New Democrat MP Pierre-Luc Dusseault attended the meeting and afterward called Easter’s remarks on pressure against Wilson-Raybould “incredible.”

“What crossed the line is really when you talk about elections. Not only the Québec election but even the federal election,” said Dusseault. “And who is Morneau speaking for? Is he speaking on behalf of SNC or on behalf of all Canadians for which he is the public servant?”

In the wake of La Presse reports that SNC-Lavalin spent $30,000 in 2015 to ply Muammar Gaddafi’s son Saadi Gaddafi with Montréal prostitutes, Dusseault said the company’s behaviour is “concerning”, even “criminal”.

“It’s very concerning. Of course all the things the SNC made in Libya, what they made even in Canada for the son of (then-Libyan dictator Muammar) Gaddafi is very concerning and disturbing actually. More than that, it’s actually criminal that they paid for sexual services for someone in Canada.”

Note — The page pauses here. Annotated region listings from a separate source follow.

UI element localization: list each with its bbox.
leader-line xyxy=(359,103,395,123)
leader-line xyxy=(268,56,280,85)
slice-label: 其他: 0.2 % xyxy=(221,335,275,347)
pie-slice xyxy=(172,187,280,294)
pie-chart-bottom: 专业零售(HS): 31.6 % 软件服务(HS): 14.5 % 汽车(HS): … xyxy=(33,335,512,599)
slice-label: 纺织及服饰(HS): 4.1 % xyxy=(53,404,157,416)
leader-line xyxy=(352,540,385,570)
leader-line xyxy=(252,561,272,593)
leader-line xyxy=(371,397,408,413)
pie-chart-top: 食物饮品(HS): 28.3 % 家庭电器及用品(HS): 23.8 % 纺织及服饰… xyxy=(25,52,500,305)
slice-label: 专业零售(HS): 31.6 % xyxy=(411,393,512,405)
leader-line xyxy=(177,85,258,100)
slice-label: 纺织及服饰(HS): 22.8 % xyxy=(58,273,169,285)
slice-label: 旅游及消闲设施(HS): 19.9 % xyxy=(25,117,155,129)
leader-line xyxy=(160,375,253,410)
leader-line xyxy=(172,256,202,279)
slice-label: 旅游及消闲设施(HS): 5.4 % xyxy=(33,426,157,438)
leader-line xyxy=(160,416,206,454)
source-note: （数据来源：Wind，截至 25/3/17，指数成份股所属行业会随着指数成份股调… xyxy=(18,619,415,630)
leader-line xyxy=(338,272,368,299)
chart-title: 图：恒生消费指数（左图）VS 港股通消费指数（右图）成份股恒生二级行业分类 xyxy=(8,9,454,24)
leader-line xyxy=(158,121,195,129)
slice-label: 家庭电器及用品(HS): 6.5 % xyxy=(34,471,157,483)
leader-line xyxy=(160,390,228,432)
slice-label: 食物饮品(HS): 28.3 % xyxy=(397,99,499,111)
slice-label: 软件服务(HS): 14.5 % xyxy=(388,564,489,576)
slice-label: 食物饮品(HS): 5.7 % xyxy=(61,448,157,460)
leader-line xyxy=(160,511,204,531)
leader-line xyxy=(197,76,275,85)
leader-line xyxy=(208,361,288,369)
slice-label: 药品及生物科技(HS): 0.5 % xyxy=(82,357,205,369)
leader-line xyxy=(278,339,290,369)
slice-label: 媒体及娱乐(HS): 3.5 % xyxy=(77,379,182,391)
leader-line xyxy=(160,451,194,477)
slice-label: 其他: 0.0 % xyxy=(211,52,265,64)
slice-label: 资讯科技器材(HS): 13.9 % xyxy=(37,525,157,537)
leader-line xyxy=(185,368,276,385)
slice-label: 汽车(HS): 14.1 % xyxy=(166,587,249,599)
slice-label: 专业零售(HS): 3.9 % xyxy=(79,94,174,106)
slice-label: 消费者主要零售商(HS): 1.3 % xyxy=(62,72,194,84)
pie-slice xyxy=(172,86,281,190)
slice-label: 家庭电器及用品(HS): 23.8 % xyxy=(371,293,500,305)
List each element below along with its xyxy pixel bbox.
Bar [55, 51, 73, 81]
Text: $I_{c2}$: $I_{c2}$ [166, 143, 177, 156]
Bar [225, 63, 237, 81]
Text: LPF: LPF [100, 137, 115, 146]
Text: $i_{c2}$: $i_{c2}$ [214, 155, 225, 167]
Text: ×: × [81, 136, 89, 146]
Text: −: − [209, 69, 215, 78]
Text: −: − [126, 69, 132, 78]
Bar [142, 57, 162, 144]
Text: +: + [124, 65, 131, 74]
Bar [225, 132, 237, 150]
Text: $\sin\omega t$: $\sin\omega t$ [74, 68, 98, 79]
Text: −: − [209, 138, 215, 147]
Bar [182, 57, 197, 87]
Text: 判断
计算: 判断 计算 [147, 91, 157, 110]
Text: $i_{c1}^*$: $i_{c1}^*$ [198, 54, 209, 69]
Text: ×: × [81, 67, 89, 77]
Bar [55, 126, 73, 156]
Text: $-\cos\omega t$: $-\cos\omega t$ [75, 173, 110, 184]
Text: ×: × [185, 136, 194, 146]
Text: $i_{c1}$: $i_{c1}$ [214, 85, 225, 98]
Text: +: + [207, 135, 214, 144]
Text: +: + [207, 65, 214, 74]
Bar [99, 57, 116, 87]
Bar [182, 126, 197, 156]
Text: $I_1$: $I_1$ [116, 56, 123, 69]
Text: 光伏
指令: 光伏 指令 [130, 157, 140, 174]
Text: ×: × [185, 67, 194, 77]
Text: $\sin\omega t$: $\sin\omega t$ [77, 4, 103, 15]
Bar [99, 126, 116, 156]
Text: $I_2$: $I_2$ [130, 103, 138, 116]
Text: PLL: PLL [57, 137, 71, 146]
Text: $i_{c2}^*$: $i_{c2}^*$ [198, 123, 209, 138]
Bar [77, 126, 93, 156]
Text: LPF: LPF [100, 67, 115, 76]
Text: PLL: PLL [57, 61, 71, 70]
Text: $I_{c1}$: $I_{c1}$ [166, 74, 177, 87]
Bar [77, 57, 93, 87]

Conservative committee member Blake Richards also took issue with Easter’s remarks; that the actions of the PMO and the finance minister over SNC-Lavalin, described by Wilson-Raybould during her Justice committee testimony, amounted to standard operating procedure.

“That was incredibly shocking to hear another member of the Liberal government, that they believe the type of pressure that the minister of finance, his staff, in addition to the prime minister were putting on Jody Wilson-Raybould is something that is normal and appropriate,” said Blake “If that’s normal and appropriate in this government it just indicates all the more reason why they need to go.”